2. Hegel dans la littérature

Pages 164 à 167

JORGE SEMPRUN… L’écriture ou la vie

1Jorge Semprun, né à Madrid en décembre 1923, fut un espagnol presque français. Mort à Paris en 2011, il restera éternellement un français presque espagnol. Fils d’un diplomate de la République espagnole, sa famille s’exila en France en 1939, à la fin de la guerre civile qui sévit dans son pays. Il poursuivit ses études à Paris au Lycée Henri-IV puis à la Sorbonne en philosophie. Engagé très tôt dans la Résistance, il n’avait que 19 ans lors de son arrestation par la Gestapo, puis déporté à Buchenwald en janvier 1944. Il lui fallut presque ‘un demi-siècle pour pouvoir enfin l’écrire et publier L’écriture ou la vie… [1]

2Et puis il y eut son arrivée au camp dans les hurlements des SS, les aboiements des chiens en contrepoint, la haine dans les regards, les voix, les coups de crosse puis la succession d’humiliations purificatrices. La langue allemande de Goethe venait de perdre cette capacité de « nous aider à résister contre la séduction frivole de la régression et la mort » évoquée par Thomas Mann. Cette langue devenue un idiome ne ressemblait plus à la voix humaine mais à un aboiement dans l’oreille des victimes. Il fallut, pour Paul Celan, abandonner cette langue « des aboyeurs et des assassins et c’est le dégoût et la nausée qui ont fait la différence en disant ce qu’on peut ou ne peut pas redire ».

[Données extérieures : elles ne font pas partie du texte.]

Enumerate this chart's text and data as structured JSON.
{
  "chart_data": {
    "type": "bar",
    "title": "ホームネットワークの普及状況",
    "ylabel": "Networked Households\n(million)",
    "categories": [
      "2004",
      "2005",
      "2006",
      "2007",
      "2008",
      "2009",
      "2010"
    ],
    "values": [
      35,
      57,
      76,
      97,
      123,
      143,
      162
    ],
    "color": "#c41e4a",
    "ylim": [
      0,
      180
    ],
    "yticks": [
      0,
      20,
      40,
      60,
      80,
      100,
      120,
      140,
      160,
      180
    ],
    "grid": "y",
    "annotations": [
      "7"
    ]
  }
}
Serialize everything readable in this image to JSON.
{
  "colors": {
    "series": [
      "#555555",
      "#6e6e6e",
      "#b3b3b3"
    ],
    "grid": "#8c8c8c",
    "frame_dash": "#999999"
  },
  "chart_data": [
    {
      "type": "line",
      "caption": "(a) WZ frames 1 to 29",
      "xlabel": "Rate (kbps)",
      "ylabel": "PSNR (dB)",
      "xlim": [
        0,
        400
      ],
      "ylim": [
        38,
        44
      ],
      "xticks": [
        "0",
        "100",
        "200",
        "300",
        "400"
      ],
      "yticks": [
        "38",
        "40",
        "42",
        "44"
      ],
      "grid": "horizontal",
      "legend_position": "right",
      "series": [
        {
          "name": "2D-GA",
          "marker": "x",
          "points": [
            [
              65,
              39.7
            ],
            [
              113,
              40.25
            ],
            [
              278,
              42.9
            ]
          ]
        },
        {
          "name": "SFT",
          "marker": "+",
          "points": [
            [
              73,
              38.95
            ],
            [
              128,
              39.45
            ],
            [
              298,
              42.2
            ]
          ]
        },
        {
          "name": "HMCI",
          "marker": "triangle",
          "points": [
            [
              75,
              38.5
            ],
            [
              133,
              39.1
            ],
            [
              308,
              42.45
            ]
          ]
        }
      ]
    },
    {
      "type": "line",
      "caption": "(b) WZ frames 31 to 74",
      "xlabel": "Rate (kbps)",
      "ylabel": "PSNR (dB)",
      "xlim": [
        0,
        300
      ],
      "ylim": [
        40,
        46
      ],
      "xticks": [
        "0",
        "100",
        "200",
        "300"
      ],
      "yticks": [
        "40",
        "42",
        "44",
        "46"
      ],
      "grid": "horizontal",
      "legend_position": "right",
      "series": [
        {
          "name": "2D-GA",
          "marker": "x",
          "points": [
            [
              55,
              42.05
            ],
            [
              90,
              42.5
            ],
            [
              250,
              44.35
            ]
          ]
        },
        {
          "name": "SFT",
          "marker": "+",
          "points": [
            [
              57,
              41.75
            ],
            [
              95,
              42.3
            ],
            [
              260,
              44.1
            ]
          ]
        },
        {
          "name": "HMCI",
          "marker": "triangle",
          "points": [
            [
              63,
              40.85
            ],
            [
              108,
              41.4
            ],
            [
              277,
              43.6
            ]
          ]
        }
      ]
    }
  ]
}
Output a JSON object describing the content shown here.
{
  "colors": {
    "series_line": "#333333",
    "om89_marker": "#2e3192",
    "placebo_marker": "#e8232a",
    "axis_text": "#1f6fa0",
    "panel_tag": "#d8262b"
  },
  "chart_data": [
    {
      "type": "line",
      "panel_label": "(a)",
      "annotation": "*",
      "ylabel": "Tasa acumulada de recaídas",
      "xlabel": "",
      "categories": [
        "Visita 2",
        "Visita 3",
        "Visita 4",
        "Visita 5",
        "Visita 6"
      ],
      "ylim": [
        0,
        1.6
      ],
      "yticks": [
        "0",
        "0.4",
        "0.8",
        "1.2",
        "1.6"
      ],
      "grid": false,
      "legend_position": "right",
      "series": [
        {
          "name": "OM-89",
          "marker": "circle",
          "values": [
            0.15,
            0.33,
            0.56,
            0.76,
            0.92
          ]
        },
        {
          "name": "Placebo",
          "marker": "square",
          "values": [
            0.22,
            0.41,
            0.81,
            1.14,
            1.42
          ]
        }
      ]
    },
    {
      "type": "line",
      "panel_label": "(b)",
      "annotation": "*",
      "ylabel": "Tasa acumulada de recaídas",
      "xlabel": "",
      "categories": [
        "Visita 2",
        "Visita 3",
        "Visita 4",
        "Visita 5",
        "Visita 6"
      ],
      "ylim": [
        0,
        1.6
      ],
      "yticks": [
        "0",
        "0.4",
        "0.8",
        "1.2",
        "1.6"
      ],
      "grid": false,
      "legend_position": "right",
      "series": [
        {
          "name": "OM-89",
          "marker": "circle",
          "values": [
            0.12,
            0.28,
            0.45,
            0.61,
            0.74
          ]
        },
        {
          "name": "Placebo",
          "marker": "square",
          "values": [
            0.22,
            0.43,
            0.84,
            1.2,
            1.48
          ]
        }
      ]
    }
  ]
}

3Et puis vint l’enregistrement de son identité. Profession ? Philosophie Student, Étudiant en philosophie. Das ist doch kein Beruf ! Non, ce n’est pas une profession. Et en bon germaniste, Semprun enchaîna avec un Kein Beruf aber eine Berufung ! Un sourire presque imperceptible éclaira le visage de son interlocuteur à qui il venait de dire « qu’étudier la philosophie n’était pas une profession mais une vocation ». Mais le sourire s’effaça. « Ici les études de philosophie ne sont pas une profession convenable ! Ici il vaut mieux être électricien, ajusteur, maçon… Ouvrier spécialisé, en somme. Facharbeiter », répéta-t-il plusieurs fois.

4Puis en le regardant dans les yeux, il lui rappela en martelant ses mots, « qu’ici pour survivre, il faut mieux avoir une profession de cette sorte ». Jorge Semprun avait vingt ans, il était étudiant en philosophie et il n’avait aucune des compétences suggérées par ce fonctionnaire au regard bleu qui appela le suivant. Il était désormais le déporté 44904.

5La fumée des crématoires avait chassé les oiseaux de la forêt de la colline d’Ettersberg, à quelques kilomètres de la maison de Goethe. Il y avait aussi cette « étrange odeur » dont parla Léon Blum à son retour de deux années de captivité à Buchenwald, à l’extérieur du camp dont il voyait toute la journée les palissades barbelées « comme les ombres impassibles et muettes » de ses cinquante mille détenus. Cette étrange et obsédante odeur de vase d’estuaire de mort, soudain portée par le vent, devenait douceâtre, insinuante, avec des relents âcres, proprement écœurants. Cette odeur insolite, qui s’avérait être était celle de la chair brûlée dans le four crématoire qui avait fait fuir tous les oiseaux. Le four avec sa « fumée toujours présente, en volutes, sur la cheminée trapue du crématoire de Buchenwald ». Le four avec sa « fumée parfois dense, d’un noir de suie dans le ciel, ou bien légère et grise, presque vaporeuse, voguant au gré des vents sur les vivants rassemblés comme un au revoir » de ceux partis en fumée comme le répétaient avec humour les survivants.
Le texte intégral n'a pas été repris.